70215 is a dense, fine-grained porphyritic mare basalt that has been used to create “touchstones” for public display. It was collected near the Lunar Module and is one of the largest stones returned from the Moon. It has variously been termed a “fine-grained, subvariolitic basalt”, “spherulitic, fine-grained high-Ti basalt”, “Type 1A, Apollo 17 high-Ti basalt”, “fine-grained porphyritic basalt” and “medium dark grey, fine-grained basalt”.
Our thin section consists of phenocrysts of olivine and ilmenite in a groundmass of fan-shaped intergrowths of plagioclase and pyroxene. The olivine displays a variety of shapes including elongate, hollow prisms, equant and subequant grains and skeletal, euhedral phenocrysts.

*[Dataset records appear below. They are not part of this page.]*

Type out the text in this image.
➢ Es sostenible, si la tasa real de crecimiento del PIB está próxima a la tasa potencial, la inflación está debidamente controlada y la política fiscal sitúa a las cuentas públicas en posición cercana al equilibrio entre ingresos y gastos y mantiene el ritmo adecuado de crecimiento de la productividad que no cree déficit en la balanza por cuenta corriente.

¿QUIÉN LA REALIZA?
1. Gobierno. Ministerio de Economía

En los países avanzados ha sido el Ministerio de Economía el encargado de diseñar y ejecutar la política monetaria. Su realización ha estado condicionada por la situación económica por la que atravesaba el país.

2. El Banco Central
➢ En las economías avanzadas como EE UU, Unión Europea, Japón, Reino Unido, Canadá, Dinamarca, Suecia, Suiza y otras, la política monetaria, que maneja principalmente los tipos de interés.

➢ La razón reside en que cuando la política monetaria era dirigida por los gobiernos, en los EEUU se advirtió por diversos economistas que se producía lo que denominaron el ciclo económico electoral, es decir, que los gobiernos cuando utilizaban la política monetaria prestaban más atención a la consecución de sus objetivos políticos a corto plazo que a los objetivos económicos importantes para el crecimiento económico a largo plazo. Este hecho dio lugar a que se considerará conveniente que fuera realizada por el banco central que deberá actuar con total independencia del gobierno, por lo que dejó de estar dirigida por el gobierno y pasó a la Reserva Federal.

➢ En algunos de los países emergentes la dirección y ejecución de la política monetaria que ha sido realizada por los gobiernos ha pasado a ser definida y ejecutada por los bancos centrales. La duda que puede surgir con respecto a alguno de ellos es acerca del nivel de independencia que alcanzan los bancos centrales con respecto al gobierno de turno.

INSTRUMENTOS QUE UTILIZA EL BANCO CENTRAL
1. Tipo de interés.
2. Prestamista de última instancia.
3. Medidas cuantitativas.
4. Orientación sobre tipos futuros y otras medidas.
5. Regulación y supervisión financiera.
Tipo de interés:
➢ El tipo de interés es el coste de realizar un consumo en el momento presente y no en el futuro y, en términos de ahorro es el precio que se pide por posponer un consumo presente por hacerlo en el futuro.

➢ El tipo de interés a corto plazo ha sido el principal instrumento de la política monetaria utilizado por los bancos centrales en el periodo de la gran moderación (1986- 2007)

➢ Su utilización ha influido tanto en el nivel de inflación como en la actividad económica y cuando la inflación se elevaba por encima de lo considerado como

Ilmenite phenocrysts occur as equant grains and as laths with irregular jagged edges which commonly contain cores of armalcolite and lamellae of rutile. The groundmass contains minute bow-tie intergrowths of plagioclase and pyroxene along with needle-like laths of ilmenite. Troilite and metallic iron occur in the groundmass.
The sample weighed 8110 grams before analysis. It has been dated at 3.85±0.08 billion years (Rb/Sr).
Further details of this and other Apollo samples are here: http://curator.jsc.nasa.gov/lunar/
Note the thin section is slightly thick.
Apollo 17, the final manned landing mission, had two objectives: to obtain samples of ancient rocks from the lunar highlands and to look for evidence of younger volcanic activity on the valley floor.
This small Collection contains material deriving from both periods, including igneous rocks around 4.3 billion years old from the lunar highlands as well as younger volcanic samples dating from about 3.6 billion years ago.
Apollo 17 was launched on 7 December 1972.